Casa unifamiliare su più piani disposta come segue

Livello -1
Garage mq. 180 circa

Livello 0
Taverna
H. cm. 240, mq. 96, non abitabile, infissi in alluminio "taglio freddo", doppio vetro, anni '90
- n. 1 Anti-bagno: doccia walk-in con predisposizione per termo-arredo elettrico [visto l'uso prettamente estivo]
- n. 1 Bagno [wc + bidet + lavabo]
**Zona giorno
mq. 46 circa con n. 3 caloriferi "leggeri" [no ghisa] che NON prevedo di utilizzare visto che è già stata predisposta una "cappa" per una stufa a pellet, uso saltuario invernale
**Zona notte
Ci sono poi n. 2 camere [cantina e sgombero] di cui oggi non ho previsto l'uso [studio? etc etc etc]
Completa la taverna un locale WC che sarà adibito a lavanderia ed 1 disimpegno
Nella zona notte sono presenti n. 4 caloriferi "leggeri" [no ghisa]
****La taverna non essendo abitabile, mi diceva il termo-tecnico, che una legge regionale ne impedirebbe il riscaldamento

Livello 1 Abitazione "ufficiale", H. cm. 275 mq. 96
E' quello "ufficiale" da riscaldare con riscaldamento a pavimento, piano cottura ad induzione [il gas oggi non c'è ma potrebbe comunque essere portato facilmente in cucina]
- n. 1 bagno notte [box doccia + wc + bidet + lavabo] con termo-arredo elettrico
- n. 1 bagno giorno [wc + bidet + lavabo]
Saranno posati infissi esterni in PVC con le seguenti caratteristiche
Caratteristiche tecniche vetrocamera:
- Isolamento termico del vetro EN 673 Ug : 1,1 W/m2K
- Isolamento termico dell’infisso EN ISO 10077-1 Uw : 1,2/1,3 m2K
- Isolamento acustico dell’infisso EN ISO 717-1 Rw : 36 dB
- Fattore solare del vetro EN 410 g: 0,47
- Trasmissione luminosa EN 410 LT: 0,74

Livello 2 Mansarda
Allo stato grezzo, c'è uno strato isolante sotto il massetto alleggerito con polistirolo

Ciò premesso, il termotecnico ha calcolato un fabbisogno calorico del SOLO livello 1, quello abitabile ufficialmente, di 12 kW
Di conseguenza mi ha inserito nel progetto
- Mitsubishi Unità esterna Pompa di calore cod. art. PUZ-SWM120VAA
- Mitsubishi Unità interna Hydrotank 300 lt. cod. art. ERST30F-VM2EE

La PdC assorbe nelle condizioni pù sfavorevoli fino a 5kWh di picco, non sarebbe rischioso visto che sono in monofase con potenza impegnata al contatore di 6 kWh?
Ovvero ha senso una potenza della PdC di 12 kWh? non sarebbe come avere una Ferrari ed andare in autostrada 1 volta all'anno?
Ha senso valutare una PdC con potenza più bassa, integrandola con una caldaia a condensazione per i periodi più "sfavorevoli"?

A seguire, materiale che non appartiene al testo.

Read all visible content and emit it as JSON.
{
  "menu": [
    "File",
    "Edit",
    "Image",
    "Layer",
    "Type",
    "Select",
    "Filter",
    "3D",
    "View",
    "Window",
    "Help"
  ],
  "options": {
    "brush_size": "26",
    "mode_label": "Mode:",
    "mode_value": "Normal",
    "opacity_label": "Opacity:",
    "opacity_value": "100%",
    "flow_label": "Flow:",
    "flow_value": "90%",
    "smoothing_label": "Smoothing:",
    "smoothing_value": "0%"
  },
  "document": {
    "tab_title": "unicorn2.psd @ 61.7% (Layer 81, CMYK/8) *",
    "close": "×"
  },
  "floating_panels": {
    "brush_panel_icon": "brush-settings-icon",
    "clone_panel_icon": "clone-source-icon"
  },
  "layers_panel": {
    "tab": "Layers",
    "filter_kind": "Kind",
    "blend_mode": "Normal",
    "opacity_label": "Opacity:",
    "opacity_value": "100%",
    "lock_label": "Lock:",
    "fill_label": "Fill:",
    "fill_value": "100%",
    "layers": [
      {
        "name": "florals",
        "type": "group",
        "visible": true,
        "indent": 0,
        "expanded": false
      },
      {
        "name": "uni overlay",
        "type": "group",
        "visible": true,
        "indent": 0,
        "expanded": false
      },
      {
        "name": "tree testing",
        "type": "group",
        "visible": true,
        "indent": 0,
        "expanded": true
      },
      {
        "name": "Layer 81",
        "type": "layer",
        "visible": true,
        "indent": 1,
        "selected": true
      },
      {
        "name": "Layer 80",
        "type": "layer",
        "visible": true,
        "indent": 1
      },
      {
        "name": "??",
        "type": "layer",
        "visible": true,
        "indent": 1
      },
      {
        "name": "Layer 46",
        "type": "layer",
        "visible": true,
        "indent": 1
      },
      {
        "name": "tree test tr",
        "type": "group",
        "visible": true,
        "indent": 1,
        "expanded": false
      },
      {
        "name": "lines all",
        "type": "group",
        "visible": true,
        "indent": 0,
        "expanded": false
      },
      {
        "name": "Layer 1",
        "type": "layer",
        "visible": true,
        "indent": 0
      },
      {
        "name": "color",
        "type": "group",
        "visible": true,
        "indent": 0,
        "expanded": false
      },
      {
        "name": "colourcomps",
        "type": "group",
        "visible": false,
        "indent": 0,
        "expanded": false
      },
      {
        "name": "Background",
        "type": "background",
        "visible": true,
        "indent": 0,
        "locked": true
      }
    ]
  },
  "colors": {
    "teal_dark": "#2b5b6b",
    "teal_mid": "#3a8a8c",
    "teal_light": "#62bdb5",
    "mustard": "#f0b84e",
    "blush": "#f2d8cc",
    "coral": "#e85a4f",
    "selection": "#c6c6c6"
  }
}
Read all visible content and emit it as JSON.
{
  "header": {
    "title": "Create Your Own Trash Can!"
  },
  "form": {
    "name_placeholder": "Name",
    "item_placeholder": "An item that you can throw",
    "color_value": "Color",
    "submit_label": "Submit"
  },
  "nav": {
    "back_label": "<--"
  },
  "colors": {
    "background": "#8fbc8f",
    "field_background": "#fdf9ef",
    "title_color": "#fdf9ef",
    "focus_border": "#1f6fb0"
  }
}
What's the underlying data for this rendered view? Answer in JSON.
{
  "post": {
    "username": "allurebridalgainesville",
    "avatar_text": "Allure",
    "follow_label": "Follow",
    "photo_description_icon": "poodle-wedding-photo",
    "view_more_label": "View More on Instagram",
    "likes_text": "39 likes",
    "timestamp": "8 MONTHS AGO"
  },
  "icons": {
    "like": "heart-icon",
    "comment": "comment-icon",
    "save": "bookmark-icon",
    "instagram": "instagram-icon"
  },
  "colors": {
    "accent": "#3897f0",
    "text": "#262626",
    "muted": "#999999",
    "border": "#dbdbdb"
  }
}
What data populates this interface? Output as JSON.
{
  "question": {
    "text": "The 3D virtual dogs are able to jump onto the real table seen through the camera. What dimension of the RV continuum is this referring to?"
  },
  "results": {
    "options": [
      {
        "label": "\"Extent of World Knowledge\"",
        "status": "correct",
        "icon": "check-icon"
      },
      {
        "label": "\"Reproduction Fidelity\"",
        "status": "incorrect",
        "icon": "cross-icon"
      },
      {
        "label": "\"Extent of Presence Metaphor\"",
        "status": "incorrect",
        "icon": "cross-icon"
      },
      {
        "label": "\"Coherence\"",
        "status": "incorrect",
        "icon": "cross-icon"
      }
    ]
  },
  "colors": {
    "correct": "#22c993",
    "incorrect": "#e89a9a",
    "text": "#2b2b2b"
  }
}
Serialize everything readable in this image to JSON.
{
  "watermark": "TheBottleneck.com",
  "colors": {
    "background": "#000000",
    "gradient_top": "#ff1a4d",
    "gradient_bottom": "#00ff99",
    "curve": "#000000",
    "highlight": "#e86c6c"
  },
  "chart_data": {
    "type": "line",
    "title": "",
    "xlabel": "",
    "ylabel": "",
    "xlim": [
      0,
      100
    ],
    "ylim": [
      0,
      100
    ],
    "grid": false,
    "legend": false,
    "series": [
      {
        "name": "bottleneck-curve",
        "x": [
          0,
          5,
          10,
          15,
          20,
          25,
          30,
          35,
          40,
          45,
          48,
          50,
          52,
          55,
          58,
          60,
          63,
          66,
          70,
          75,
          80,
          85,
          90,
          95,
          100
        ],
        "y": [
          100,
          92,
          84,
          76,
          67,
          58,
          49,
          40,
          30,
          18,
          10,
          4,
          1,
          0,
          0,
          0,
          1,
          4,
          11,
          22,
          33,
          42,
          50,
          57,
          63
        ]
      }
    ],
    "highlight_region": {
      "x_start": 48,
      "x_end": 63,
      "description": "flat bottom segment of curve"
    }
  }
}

Perchè è vero che la taverna non può essere riscaldata, ma non mi dispiacerebbe già pensare ad un futuro utilizzo del sistema [quando sarò vecchio ed andrò ad abitare nella taverna], per riscaldare anche i 4 caloriferi della zona notte della taverna, tenendo conto che la zona giorno sarà servita da stufa a pellet.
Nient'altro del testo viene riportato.